What else might be important?
Although we find BMI, blood pressure and smoking behaviour explain a very large amount of the effect, over 50% of the effect of education on heart disease is still unknown. In some small sensitivity analyses we looked at the role of diet and exercise as intermediate risk factors; however, these risk factors did not contribute anything beyond the three main risk factors we looked at. Other social factors may be involved. For example, education is linked to higher income and lower levels of workplace stress, but these factors may also be related to those we’ve looked at in this analysis.
One further suggestion for what may be responsible is medication prescribing and subsequent adherence (or compliance). For example, individuals with higher education may be more likely to be prescribed statins (cholesterol lowering drugs) compared to someone who left school earlier, but with the same requirement for medication. Subsequently, of those who are prescribed statins for example, perhaps those with higher education are more likely to take them every day, or as prescribed. We have work ongoing to see whether these factors play a role.
What does this mean for policy?
Past policies that increase the duration of compulsory education have improved health and such endeavours must continue. However, intervening directly in education is difficult to achieve without social and political reforms.

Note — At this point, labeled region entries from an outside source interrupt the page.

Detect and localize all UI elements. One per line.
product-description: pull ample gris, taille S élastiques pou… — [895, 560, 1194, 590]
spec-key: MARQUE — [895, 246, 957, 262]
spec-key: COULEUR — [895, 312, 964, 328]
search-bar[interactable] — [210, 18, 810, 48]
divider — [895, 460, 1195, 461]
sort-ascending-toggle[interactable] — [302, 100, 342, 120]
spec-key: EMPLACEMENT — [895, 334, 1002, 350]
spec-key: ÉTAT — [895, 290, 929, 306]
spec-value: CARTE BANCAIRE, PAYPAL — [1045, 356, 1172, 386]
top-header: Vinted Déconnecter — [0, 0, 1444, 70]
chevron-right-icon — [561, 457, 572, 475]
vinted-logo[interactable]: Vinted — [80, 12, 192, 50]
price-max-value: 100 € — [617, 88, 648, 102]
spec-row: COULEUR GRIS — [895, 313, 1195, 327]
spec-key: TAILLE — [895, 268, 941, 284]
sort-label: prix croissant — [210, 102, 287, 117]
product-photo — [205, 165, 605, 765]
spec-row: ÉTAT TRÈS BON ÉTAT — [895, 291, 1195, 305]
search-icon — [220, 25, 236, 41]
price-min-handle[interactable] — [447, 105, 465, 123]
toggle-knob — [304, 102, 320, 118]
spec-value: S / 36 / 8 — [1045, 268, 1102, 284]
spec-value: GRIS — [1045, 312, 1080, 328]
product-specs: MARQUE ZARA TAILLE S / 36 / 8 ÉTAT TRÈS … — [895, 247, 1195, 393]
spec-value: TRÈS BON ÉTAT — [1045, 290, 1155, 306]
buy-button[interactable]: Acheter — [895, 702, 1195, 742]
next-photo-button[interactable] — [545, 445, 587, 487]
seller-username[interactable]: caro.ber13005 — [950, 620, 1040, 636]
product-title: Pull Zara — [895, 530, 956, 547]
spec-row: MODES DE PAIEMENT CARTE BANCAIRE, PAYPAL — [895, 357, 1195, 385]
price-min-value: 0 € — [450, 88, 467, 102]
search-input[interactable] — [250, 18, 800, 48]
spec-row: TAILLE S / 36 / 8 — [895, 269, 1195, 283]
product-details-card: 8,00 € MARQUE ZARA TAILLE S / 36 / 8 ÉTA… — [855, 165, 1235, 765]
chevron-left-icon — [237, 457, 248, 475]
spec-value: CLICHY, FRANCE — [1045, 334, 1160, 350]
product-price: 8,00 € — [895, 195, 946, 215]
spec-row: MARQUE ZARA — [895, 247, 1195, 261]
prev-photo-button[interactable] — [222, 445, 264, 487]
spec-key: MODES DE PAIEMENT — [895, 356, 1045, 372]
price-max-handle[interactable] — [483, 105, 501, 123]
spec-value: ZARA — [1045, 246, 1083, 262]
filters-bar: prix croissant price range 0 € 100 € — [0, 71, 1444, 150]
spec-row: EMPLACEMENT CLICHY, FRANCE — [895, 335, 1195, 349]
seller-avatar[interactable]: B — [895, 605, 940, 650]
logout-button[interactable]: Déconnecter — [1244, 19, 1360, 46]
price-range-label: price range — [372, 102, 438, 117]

Although we did not directly look at the impact of interventions in this area, our work suggests that by intervening on these three risk factors, we could reduce the number of cases of heart disease attributable to lower levels of education. Public health policy typically aims to improve health by preventing disease across the population. However, perhaps a targeted approach is required to reduce the greatest burden of disease.
In order to achieve maximum reductions in heart disease we now need to i) identify what other intermediate factors may be involved and ii) work to understand how effective interventions could be designed to reduce levels of BMI, blood pressure and smoking in those who leave school earlier. Additionally, our work looked at predominantly European populations, therefore replicating analyses on diverse populations will be important to fully understand the population impact.
We hope this work provides a starting point for considering how we could reduce the burden of heart disease in those most at risk, and work to reduce health inequalities.